Robert E. McGuire, then the chief federal prosecutor in Judge Crenshaw’s district, told the judge that he alone made the decision to then indict Mr. Abrego Garcia on human trafficking charges stemming from a 2022 traffic stop. In fact, emails showed that Justice Department leaders in Washington stayed in close touch with him about the case, calling it a “top priority” and sending him information about a new witness after homeland security officials decided to reopen the investigation.

The judge expressed serious skepticism about Mr. McGuire’s account of his own decision-making, referring to the prosecutor’s “purported belief” and saying that he considered Mr. McGuire’s testimony, “to the extent that it is credible.”

The government’s responses to these charges have varied — an apology in the Rhode Island case before Judge DuBose, a claim in the Chicago case that there was no intent to mislead and a more combative posture in the case before Judge McElroy insisting that the government never misrepresented the facts.

In public statements, Justice Department officials have attacked “rogue judges” and “activist judges,” who they claimed were abusing their authority, and in some cases filed misconduct complaints against them. Judge DuBose and Judge Perry are appointees of President Joseph R. Biden Jr. Judge McElroy was appointed by Mr. Trump.

But Mr. Mergen, the Harvard law professor, said he has heard from career Justice Department lawyers who were demoralized by the pressures of the job, particularly the flood of petitions from immigrants challenging their detention. Pressure from the high workload, he said, was aggravated by a combination of a politicized institutional culture and judges’ growing skepticism — all of which could be contributing to the courtroom missteps.

“The risk is that the longer this goes on, the fewer good people are willing to stay,” he said. “Over time, it will get harder to do even the routine cases if judges don’t trust you.”

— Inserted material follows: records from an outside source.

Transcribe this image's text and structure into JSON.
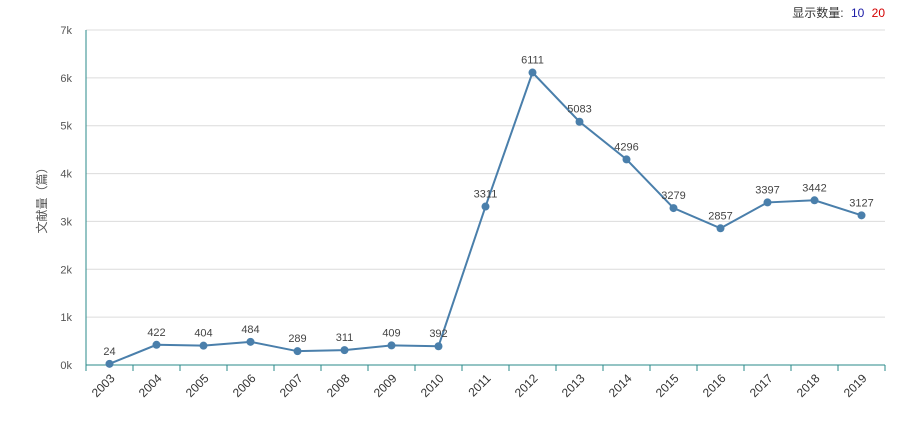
{
  "controls": {
    "label": "显示数量:",
    "options": [
      "10",
      "20"
    ]
  },
  "chart_data": {
    "type": "line",
    "title": "",
    "xlabel": "",
    "ylabel": "文献量（篇）",
    "categories": [
      "2003",
      "2004",
      "2005",
      "2006",
      "2007",
      "2008",
      "2009",
      "2010",
      "2011",
      "2012",
      "2013",
      "2014",
      "2015",
      "2016",
      "2017",
      "2018",
      "2019"
    ],
    "values": [
      24,
      422,
      404,
      484,
      289,
      311,
      409,
      392,
      3311,
      6111,
      5083,
      4296,
      3279,
      2857,
      3397,
      3442,
      3127
    ],
    "ylim": [
      0,
      7000
    ],
    "yticks": [
      "0k",
      "1k",
      "2k",
      "3k",
      "4k",
      "5k",
      "6k",
      "7k"
    ],
    "grid": true,
    "line_color": "#4a7fab",
    "axis_color": "#2a8a8a"
  }
}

During prior administrations, a job as an assistant U.S. attorney was a coveted status marker for lawyers. Under the Trump administration, the department has borrowed lawyers from the Homeland Security Department and the military, posted job solicitations online and offered starting bonuses. Not only are applications down, but those who are applying are also generally less qualified, officials have said.

In an interview, Julie T. Le, a former administration lawyer who spoke out about her enormous caseload and is now running for Congress as a Democrat, said many of the difficulties she experienced arose from having to collaborate with the Homeland Security Department.

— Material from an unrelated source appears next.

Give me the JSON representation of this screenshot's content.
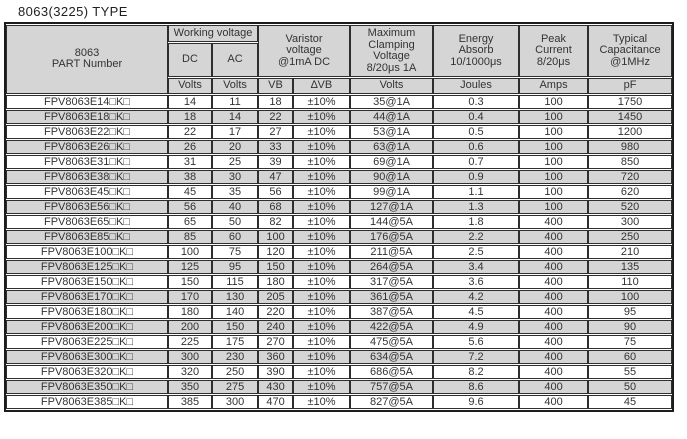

There, she said, lawyers were “used to the old way” of working in the immigration court system, which, unlike the federal courts, is under the control of the executive branch. When it came to complying with court orders, she said, “they didn’t understand. Or they understood, but they didn’t care.”

In a statement, Lauren Bis, the acting assistant secretary for public affairs at the Homeland Security Department, said its lawyers “conduct themselves with the highest integrity.” The department is not interested “in the opinions of deep state activists,” she added.

The Rhode Island case is one of several lawsuits stemming from a Trump administration effort to obtain the health records of young transgender patients in what it characterizes as an investigation into fraud.

The investigation into Rhode Island Hospital, according to the government, is being run out of the Northern District of Texas, which Judge McElroy called “a distant forum” chosen by the Justice Department because it was “friendly to its political positions.” Judge Reed O’Connor of the Texas court continues to oversee the case and has ordered Rhode Island Hospital to turn over the subpoenaed records, which will be held by the court pending the outcome of two appeals. He was appointed by President George W. Bush.

Judge McElroy also rebuked a Justice Department lawyer for telling Judge O’Connor that the department required “patient level” data, failing to note that it had settled on receiving anonymous data in other jurisdictions.

The claim that the Justice Department “needed this information,” she wrote, was “at best, deceptive, if not intentionally and knowingly false.”